It really started with one of those major life changes: divorce. Until then, I had a minor amount of debt on my credit cards, as they were handy to pay for small business expenses or travel. After the separation, expenses stared popping up, and I, on what was left of my income after child and spousal support payments, wasn’t adequately prepared sometimes. A car repair bill, my ex’s hospital bill, a flight or two, you get the idea. It wasn’t long before my debt had crept up on me and was now approaching $7,000 in consumer credit card debt and another $2,500 for my ex’s hospital bill, which I had agreed to pay. I needed to turn things around or I would face a situation with my personal finances in which I would be relying on credit cards to make ends meet.
Before you say, “Big Deal! That was under $10k, that’s nothing”, let me explain something. I’ve been there before. I went through Chapter 7, the big bankruptcy, years ago. I knew better then too, and was in over my head to the tune of more than $50k that time. Rather than head down that same path that happened years ago, I took action to prevent a similar fate. I did not have creditors calling me this time around, and wasn’t late on a single payment. My credit was fine; I just knew I was heading down a slippery slope. When confronting a debt problem, most people don’t know where to begin.
First, I created a budget and analyzed how much I could trim from my spending. Realizing I could use additional income, I found several ways to make money online. With my new budget, and increase in income, I was ready to tackle my debt.

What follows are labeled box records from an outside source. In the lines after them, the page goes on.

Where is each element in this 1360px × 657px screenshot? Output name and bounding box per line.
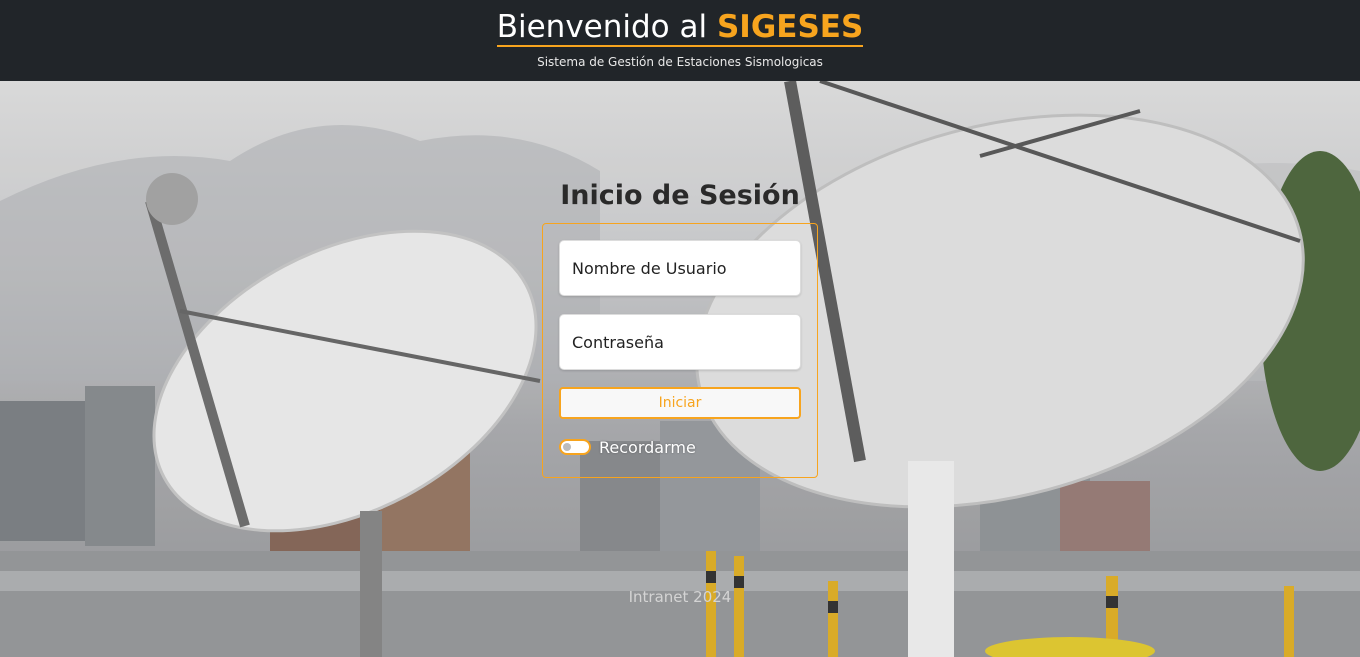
page-title: Bienvenido al SIGESES <box>0 8 1360 47</box>
brand-name: SIGESES <box>716 9 864 45</box>
password-input[interactable] <box>559 314 801 370</box>
login-form: Iniciar Recordarme <box>542 223 818 478</box>
remember-me-row: Recordarme <box>559 436 696 458</box>
footer-text: Intranet 2024 <box>628 588 732 606</box>
title-prefix: Bienvenido al <box>496 9 708 45</box>
username-input[interactable] <box>559 240 801 296</box>
page-subtitle: Sistema de Gestión de Estaciones Sismolo… <box>537 55 823 69</box>
login-title: Inicio de Sesión <box>560 180 800 211</box>
remember-me-label[interactable]: Recordarme <box>599 438 696 457</box>
toggle-knob <box>563 443 571 451</box>
login-button[interactable]: Iniciar <box>559 387 801 419</box>
remember-me-toggle[interactable] <box>559 439 591 455</box>
app-header: Bienvenido al SIGESES Sistema de Gestión… <box>0 0 1360 81</box>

Different ideas abound, but one that I found that works and motivates you to continue paying down debt is Dave Ramsey’s Debt Snowball Plan. In this plan, you pay off the smallest debts first, and then apply the payments you were making on the smallest debt to the next smallest, and so on. As you see debts becoming satisfied, you’ll gain satisfaction in knowing that you are getting out of debt. This motivates you to keep going. I modified the Debt Snowball Plan, in that I also combined it with reorganizing my debts so that I was paying the least in interest as possible.
Here’s what I did. $400 on Credit Card 1 and at a high rate, was my first payoff. $450 on Credit Card 2 also with a high rate, was 2nd. I transferred a balance of $3,000 from Credit Card 3 to Credit Card 4 at a much lower interest rate, for a total of $6,150. The hospital bill of $2,500 agreed to take payments of $200 a month, at no interest, so I only paid the minimum there, from a health savings account to keep it tax advantaged, and worked to pay down the $6,150 as quickly as possible. With about $700 a month to be able to put toward paying off debt, my debts were paid for in about a year and I felt great!
Ramsey, Dave. (2009). Get Out of Debt with the Debt Snowball Plan.